Andrea Torre created Delatorre as an academic project to present his creations to the world through Instagram and after a few years it was less of a product base page and more about sharing the process that goes behind every piece of clothing she makes. A perfect way to see how a young designer walks through the first stages of its career, an inspiring page that can serve as an example to a lot of students.

From his passion for drawing to the technicality of his garments, the young Spanish designer just graduated from the Master in Creative Knitwear Design by Accademia Costume & Moda and Modateca Deanna, a life-changing experience that have made her ready to enter in the Italian fashion industry as an Assistant Knitwear Designer for Max Mara Fashion Group. 

Across different collections that she has posted in social media, we can see her potential as a designer as well as her taste to curate a page that serves as a medium to connect to the world. A great example of how the designer creates garments about her own persona through defined topics like the states of fire, the samurai culture or Golden Echoes, her Master collection, an attempt to bring modern sensibility to the “sway-backed” posture of the 20s. 

Álvaro Ramos: Before we begin, I’d like you to introduce yourself both as a person and as a designer.

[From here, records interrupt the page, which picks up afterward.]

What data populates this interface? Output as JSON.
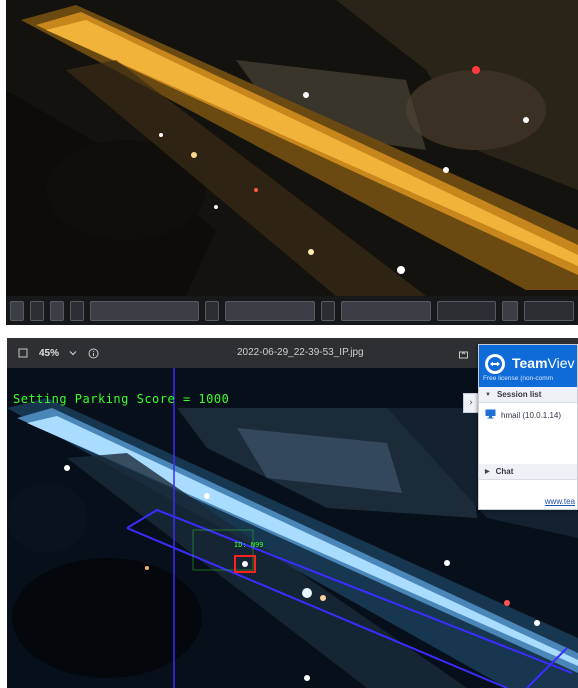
{
  "viewer": {
    "zoom": "45%",
    "filename": "2022-06-29_22-39-53_IP.jpg",
    "overlay_text": "Setting Parking Score = 1000",
    "vehicle_label": "ID: N99"
  },
  "teamviewer": {
    "title_bold": "Team",
    "title_rest": "Viev",
    "license": "Free license (non-comm",
    "session_list_label": "Session list",
    "session_name": "hmail (10.0.1.14)",
    "chat_label": "Chat",
    "footer_link": "www.tea"
  },
  "colors": {
    "overlay_green": "#39ff2a",
    "teamviewer_blue": "#0e6bd8",
    "region_outline": "#3b2cff",
    "detection_box": "#ff2020"
  },
  "icons": {
    "fit": "square-outline-icon",
    "zoom_dropdown": "chevron-down-icon",
    "info": "info-circle-icon",
    "share": "share-icon",
    "session": "monitor-icon",
    "collapse": "chevron-right-icon"
  }
}
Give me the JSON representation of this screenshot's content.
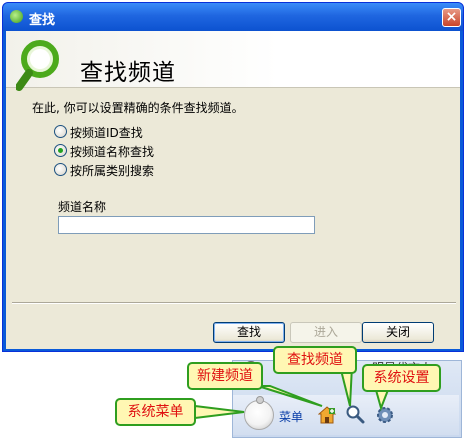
{
  "window": {
    "title": "查找",
    "close_glyph": "×"
  },
  "banner": {
    "title": "查找频道"
  },
  "description": "在此, 你可以设置精确的条件查找频道。",
  "search_options": [
    {
      "label": "按频道ID查找",
      "selected": false
    },
    {
      "label": "按频道名称查找",
      "selected": true
    },
    {
      "label": "按所属类别搜索",
      "selected": false
    }
  ],
  "channel_name": {
    "label": "频道名称",
    "value": ""
  },
  "buttons": {
    "find": "查找",
    "enter": "进入",
    "close": "关闭"
  },
  "taskbar": {
    "menu_label": "菜单",
    "top_text": "明星代言人"
  },
  "callouts": {
    "system_menu": "系统菜单",
    "new_channel": "新建频道",
    "find_channel": "查找频道",
    "system_settings": "系统设置"
  },
  "colors": {
    "callout_text": "#e01010",
    "callout_border": "#2f9e1f",
    "callout_fill": "#fff7b3",
    "titlebar": "#0c52d0"
  }
}
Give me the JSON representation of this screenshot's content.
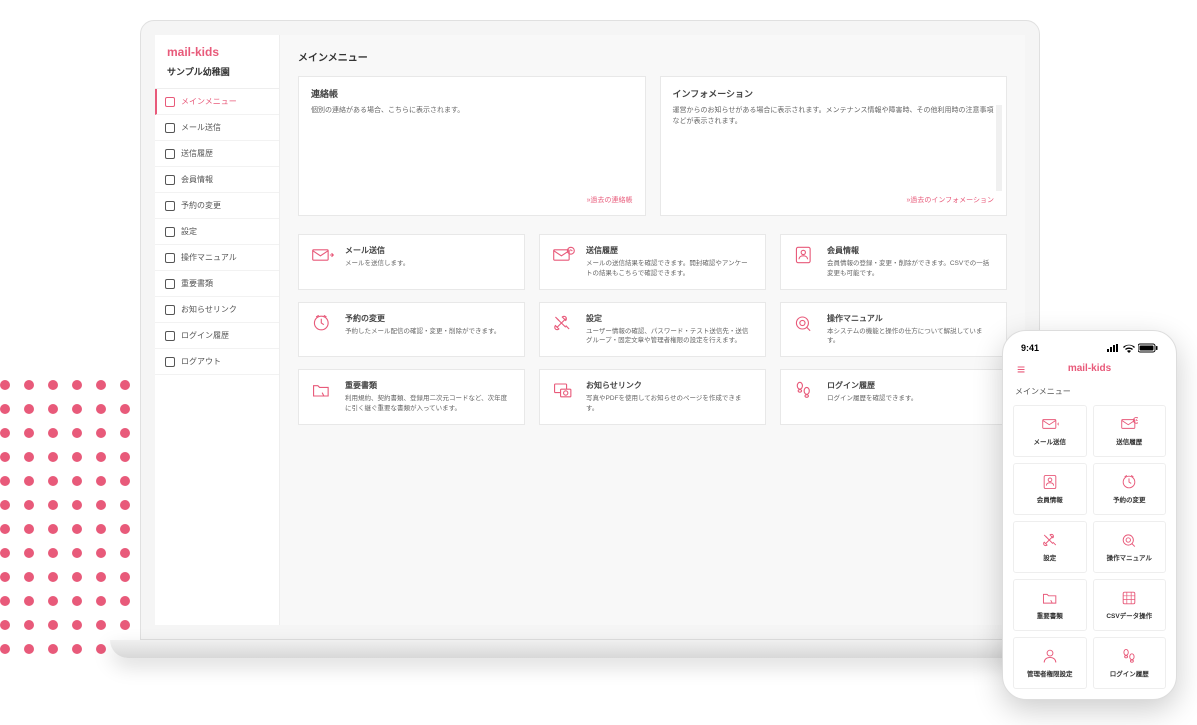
{
  "brand": "mail-kids",
  "org": "サンプル幼稚園",
  "page_title": "メインメニュー",
  "sidebar": {
    "items": [
      {
        "label": "メインメニュー",
        "icon": "home"
      },
      {
        "label": "メール送信",
        "icon": "mail"
      },
      {
        "label": "送信履歴",
        "icon": "history"
      },
      {
        "label": "会員情報",
        "icon": "members"
      },
      {
        "label": "予約の変更",
        "icon": "calendar"
      },
      {
        "label": "設定",
        "icon": "settings"
      },
      {
        "label": "操作マニュアル",
        "icon": "manual"
      },
      {
        "label": "重要書類",
        "icon": "docs"
      },
      {
        "label": "お知らせリンク",
        "icon": "link"
      },
      {
        "label": "ログイン履歴",
        "icon": "login"
      },
      {
        "label": "ログアウト",
        "icon": "logout"
      }
    ]
  },
  "panels": {
    "contacts": {
      "title": "連絡帳",
      "desc": "個別の連絡がある場合、こちらに表示されます。",
      "link": "»過去の連絡帳"
    },
    "info": {
      "title": "インフォメーション",
      "desc": "運営からのお知らせがある場合に表示されます。メンテナンス情報や障害時、その他利用時の注意事項などが表示されます。",
      "link": "»過去のインフォメーション"
    }
  },
  "cards": [
    {
      "icon": "mail-send",
      "title": "メール送信",
      "desc": "メールを送信します。"
    },
    {
      "icon": "mail-history",
      "title": "送信履歴",
      "desc": "メールの送信結果を確認できます。開封確認やアンケートの結果もこちらで確認できます。"
    },
    {
      "icon": "member",
      "title": "会員情報",
      "desc": "会員情報の登録・変更・削除ができます。CSVでの一括変更も可能です。"
    },
    {
      "icon": "clock",
      "title": "予約の変更",
      "desc": "予約したメール配信の確認・変更・削除ができます。"
    },
    {
      "icon": "tools",
      "title": "設定",
      "desc": "ユーザー情報の確認、パスワード・テスト送信先・送信グループ・固定文章や管理者権限の設定を行えます。"
    },
    {
      "icon": "search",
      "title": "操作マニュアル",
      "desc": "本システムの機能と操作の仕方について解説しています。"
    },
    {
      "icon": "folder",
      "title": "重要書類",
      "desc": "利用規約、契約書類、登録用二次元コードなど、次年度に引く継ぐ重要な書類が入っています。"
    },
    {
      "icon": "camera",
      "title": "お知らせリンク",
      "desc": "写真やPDFを使用してお知らせのページを作成できます。"
    },
    {
      "icon": "footsteps",
      "title": "ログイン履歴",
      "desc": "ログイン履歴を確認できます。"
    }
  ],
  "phone": {
    "time": "9:41",
    "page_title": "メインメニュー",
    "cards": [
      {
        "icon": "mail-send",
        "label": "メール送信"
      },
      {
        "icon": "mail-history",
        "label": "送信履歴"
      },
      {
        "icon": "member",
        "label": "会員情報"
      },
      {
        "icon": "clock",
        "label": "予約の変更"
      },
      {
        "icon": "tools",
        "label": "設定"
      },
      {
        "icon": "search",
        "label": "操作マニュアル"
      },
      {
        "icon": "folder",
        "label": "重要書類"
      },
      {
        "icon": "csv",
        "label": "CSVデータ操作"
      },
      {
        "icon": "admin",
        "label": "管理者権限設定"
      },
      {
        "icon": "footsteps",
        "label": "ログイン履歴"
      }
    ]
  }
}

How have you evolved since you immersed yourself in fashion?

Andre Torre: Hi hi! My name is Andrea. Ever since I can remember, I grew up with a pencil and paper in hand, drawing little stick figures that over time turned into fashion sketches. My first passion was drawing, which is why I studied an arts-focused high school program and then chose to pursue a degree in fashion design. 

During my studies, I discovered that my way of creating clothing wasn’t so much about pattern-making and cutting, but rather about creating different surfaces—working from the fiber itself or adding embellishments that, in my view, enriched the garment. That’s why, when I discovered the world of knitwear, I decided to deepen my knowledge of this specialty for my master’s degree. Like any person navigating the creative world, I’ve gone through different phases, and I feel that now I’m at a good place—connected to what I do and fulfilled.

AR: In your bachelor’s degree collection, The Rage, you talk about going from one extreme to the other, like fire. Was designing a way to understand or tame that inner fire? What part of you was most exposed in this collection?

AT: In a way, yes. I wanted to create something that felt like mine, and I wanted to explore and make something beautiful from a part of my personality that I’m still working on. I’m a pretty calm and easy-going person, but internally, sometimes when faced with adversity or unforeseen situations, I overreact. Basically I get stressed about everything, I’m working on it for my own inner peace haha.

So I wanted to represent this feeling through the states of fire, also playing with different textures and colors that represent fire, smoke, and ashes.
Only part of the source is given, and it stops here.